Toutes les autres constructions ont été rasées sans que des relevés préalables aient pu être
réalisés. Nous ignorons à jamais l’importance de ce qui a été détruit.
Un pilier dans la cave
Photo Jérôme Guilleminot 1988
Des mesures à prendre
Désormais deux problèmes se posent :
D’une part la conservation des vestiges encore débout : la salle du four était protégée par une
toiture de fortune mais qui remplissait parfaitement son rôle et grâce à laquelle l’intérieur du
bâtiment est dans un état très satisfaisant. Cette toiture a été détruite. Afin de minimiser les
infiltrations, le CSPV a mis en place une bâche épaisse, toujours présente.
La grande bâche bleue, posée par le CSPV est toujours en place...

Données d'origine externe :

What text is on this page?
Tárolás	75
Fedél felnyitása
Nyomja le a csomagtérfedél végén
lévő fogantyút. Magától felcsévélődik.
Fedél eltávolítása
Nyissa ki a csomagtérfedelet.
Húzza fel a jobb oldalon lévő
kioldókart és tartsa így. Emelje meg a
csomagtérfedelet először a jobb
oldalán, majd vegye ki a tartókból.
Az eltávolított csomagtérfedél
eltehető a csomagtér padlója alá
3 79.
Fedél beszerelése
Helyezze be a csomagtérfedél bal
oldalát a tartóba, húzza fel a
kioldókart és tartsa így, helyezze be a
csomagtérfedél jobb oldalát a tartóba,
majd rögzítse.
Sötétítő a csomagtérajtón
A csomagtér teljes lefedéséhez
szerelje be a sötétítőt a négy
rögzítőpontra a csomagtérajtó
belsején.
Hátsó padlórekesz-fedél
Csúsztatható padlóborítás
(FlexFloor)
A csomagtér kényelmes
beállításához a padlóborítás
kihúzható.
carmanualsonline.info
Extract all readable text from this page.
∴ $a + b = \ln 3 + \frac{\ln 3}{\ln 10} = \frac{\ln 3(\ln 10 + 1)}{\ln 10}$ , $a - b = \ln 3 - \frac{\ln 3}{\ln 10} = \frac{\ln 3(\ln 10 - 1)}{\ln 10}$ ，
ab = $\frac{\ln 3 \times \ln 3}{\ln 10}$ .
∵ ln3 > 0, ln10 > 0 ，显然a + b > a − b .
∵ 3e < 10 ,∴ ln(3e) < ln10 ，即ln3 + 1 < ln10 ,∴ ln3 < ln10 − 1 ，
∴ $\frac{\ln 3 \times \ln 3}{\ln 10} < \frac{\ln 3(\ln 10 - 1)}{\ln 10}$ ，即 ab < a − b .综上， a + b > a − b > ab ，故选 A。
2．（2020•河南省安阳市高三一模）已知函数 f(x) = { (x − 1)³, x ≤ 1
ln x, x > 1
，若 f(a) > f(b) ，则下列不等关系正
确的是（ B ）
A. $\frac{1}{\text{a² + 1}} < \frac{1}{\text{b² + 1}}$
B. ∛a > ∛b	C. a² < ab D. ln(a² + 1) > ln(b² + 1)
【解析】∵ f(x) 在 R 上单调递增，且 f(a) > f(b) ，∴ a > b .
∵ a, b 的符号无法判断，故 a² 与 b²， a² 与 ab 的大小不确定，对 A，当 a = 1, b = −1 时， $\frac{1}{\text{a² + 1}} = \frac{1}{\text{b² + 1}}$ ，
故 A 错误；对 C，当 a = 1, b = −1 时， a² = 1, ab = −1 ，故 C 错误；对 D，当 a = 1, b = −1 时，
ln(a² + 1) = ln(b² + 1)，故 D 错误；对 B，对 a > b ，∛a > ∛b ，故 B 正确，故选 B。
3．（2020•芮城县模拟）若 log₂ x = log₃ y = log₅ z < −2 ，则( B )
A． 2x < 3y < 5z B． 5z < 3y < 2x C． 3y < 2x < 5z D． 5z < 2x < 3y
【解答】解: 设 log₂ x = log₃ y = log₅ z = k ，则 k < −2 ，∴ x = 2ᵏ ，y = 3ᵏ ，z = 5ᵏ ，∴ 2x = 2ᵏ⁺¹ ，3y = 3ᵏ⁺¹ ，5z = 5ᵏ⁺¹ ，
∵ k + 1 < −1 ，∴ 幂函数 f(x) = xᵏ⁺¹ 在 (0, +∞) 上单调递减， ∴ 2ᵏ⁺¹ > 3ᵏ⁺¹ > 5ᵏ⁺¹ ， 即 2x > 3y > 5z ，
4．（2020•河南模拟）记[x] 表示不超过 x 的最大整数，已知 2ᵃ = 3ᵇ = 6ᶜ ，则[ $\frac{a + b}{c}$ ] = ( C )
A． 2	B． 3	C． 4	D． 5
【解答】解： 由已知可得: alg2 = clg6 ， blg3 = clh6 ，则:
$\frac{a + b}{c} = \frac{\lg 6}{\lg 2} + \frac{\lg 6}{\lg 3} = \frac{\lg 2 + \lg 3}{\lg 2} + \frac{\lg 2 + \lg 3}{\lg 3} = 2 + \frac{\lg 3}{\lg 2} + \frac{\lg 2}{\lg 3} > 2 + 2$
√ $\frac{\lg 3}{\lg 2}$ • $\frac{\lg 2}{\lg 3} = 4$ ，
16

Photo Alain Cybertowicz janvier 2018
D’autre part, la réutilisation des vestiges : pendant près de soixante ans le bâtiment du four a
été abandonné, libre d’occupation. Il convient de rechercher effectivement une solution de
réaffectation. Une étude architecturale et archéologique est indispensable. Le terrain était,
semble-t-il, occupé précédemment par une tannerie et postérieurement par une brasserie. La
relation des bâtiments avec l'Escaut serait par ailleurs à préciser.